With Leroy, one could see how people bought into the fraud. The books were fiction and couldn’t be fact checked, and the author kept out of the public eye for a while. Frey and Seltzer, however, were much more obvious cases of fraud.
The characters were overt stereotypes that didn’t ring true and many parts were flat ridiculous. Frey, a curly-haired frat boy, painted himself as a tough guy who did a ton of drugs including sniffing glue, despite coming from a rich family who could afford decent drugs. Jones/Seltzer was obviously a white girl putting on an act. Why did people believe such things?
It’s no secret that people enjoy stories of overcoming adversity, especially personal adversity. The vast majority of books, memoirs especially, are about just that. The rub is what kind of adversity. Frey’s story fit a sexy narrative that drugs will ruin your life and make you a hopeless addict, but you can climb out of it with the help of the benevolent rehabilitation industry.

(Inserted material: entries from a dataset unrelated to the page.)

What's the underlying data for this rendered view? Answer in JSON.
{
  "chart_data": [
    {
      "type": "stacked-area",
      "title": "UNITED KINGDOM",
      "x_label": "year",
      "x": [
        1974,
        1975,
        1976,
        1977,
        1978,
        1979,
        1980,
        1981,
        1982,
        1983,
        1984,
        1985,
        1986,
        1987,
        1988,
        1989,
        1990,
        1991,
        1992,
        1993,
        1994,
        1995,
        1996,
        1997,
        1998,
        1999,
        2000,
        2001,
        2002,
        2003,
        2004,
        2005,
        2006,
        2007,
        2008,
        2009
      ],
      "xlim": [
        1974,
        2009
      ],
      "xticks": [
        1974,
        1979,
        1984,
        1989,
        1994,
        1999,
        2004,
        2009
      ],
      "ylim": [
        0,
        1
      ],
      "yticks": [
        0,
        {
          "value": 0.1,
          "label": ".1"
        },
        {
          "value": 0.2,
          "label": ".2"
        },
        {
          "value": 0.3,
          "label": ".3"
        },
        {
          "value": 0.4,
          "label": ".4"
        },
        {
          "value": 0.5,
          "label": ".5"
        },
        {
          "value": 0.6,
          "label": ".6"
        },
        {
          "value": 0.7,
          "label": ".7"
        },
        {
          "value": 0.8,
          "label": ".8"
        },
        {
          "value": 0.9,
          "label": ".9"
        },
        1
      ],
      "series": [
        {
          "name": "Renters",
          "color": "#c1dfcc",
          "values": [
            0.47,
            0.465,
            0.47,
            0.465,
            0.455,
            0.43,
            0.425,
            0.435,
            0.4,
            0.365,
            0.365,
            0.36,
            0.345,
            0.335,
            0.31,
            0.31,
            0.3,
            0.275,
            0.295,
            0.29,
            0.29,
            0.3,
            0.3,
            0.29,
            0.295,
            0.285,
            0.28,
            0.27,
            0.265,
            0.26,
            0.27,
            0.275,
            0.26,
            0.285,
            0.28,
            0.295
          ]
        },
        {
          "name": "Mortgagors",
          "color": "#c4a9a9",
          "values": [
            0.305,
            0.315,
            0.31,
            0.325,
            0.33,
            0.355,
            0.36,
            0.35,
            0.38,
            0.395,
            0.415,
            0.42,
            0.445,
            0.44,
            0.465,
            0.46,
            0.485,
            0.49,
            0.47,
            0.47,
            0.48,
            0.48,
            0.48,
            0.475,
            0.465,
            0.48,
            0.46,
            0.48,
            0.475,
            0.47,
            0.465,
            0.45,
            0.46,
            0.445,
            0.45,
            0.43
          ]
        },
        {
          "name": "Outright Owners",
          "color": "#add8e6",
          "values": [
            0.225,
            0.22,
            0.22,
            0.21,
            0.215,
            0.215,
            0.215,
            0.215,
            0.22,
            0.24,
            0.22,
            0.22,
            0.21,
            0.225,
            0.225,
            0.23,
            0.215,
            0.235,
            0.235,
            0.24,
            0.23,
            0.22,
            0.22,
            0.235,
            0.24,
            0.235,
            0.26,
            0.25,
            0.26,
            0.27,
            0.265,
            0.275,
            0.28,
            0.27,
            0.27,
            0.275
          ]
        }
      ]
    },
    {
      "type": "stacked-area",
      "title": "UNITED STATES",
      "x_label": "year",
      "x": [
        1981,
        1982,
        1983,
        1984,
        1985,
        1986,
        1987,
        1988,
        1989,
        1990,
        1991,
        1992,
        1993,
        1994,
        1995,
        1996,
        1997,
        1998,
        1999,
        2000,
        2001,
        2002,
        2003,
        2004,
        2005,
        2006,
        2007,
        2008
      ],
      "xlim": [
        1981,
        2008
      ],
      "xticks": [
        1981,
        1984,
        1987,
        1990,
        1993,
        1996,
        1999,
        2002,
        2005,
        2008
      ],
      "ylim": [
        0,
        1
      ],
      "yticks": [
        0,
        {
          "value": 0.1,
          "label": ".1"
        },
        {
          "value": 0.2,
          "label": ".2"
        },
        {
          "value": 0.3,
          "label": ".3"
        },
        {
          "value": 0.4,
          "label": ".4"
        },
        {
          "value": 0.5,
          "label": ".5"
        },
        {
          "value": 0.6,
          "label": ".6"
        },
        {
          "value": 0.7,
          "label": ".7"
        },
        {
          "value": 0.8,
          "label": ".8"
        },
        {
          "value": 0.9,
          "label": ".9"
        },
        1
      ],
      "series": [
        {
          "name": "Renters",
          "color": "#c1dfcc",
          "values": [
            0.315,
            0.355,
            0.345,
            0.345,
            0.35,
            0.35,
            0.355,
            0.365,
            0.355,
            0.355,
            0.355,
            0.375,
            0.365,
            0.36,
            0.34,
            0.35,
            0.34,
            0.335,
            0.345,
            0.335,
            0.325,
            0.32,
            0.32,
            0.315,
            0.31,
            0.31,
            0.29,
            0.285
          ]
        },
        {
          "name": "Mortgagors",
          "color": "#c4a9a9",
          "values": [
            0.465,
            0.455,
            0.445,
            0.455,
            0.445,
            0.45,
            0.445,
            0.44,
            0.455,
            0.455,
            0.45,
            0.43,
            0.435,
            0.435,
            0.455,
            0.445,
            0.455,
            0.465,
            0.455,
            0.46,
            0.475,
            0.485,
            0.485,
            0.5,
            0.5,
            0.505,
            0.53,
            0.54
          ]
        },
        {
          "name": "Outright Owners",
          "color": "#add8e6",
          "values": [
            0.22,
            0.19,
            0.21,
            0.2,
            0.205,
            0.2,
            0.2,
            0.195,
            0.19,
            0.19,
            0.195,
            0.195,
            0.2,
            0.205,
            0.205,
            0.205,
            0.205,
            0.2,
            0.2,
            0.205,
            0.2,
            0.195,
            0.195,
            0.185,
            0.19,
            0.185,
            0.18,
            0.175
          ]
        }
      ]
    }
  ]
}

Seltzer’s fraud was a bit more multi-layered. The obvious aspect is that there is a wide audience of white Americans who have an interest in things perceived as being “black,” but like them even more when they don’t have any actual black people. Not to mention many true narratives about gang life, especially in LA, tend to be very cynical and unsentimental. Seltzer injected her narrative with bathos and sentimentality, as did Frey, which opens it up to a much wider audience.
This may sound like a pretentious thing to say, but it seems that most readers do not want to be challenged. They want their worldview confirmed. I’d argue that nearly everyone is guilty of this at at least one point. It’s no wonder a huckster who has their finger on the pulse of the zeitgeist can put together a narrative that will confirm it to rake in money and fame. Much like many of the mostly now-forgotten authors who, in their time, wrote to please the people in power, even if they had to lie.
It’s a noble thing to have convictions, but it isn’t to follow them so blindly. We see this now with many people buying into fake news stories that confirm their bias or putting themselves into social media bubbles where they hear no opposing opinion. Liars and frauds who can string a sentence together will always have a lucrative market, so keep your critical eye open.
Now if you’ll excuse me, I need to go finish my memoir about growing up as a lesbian in a family of undocumented immigrants.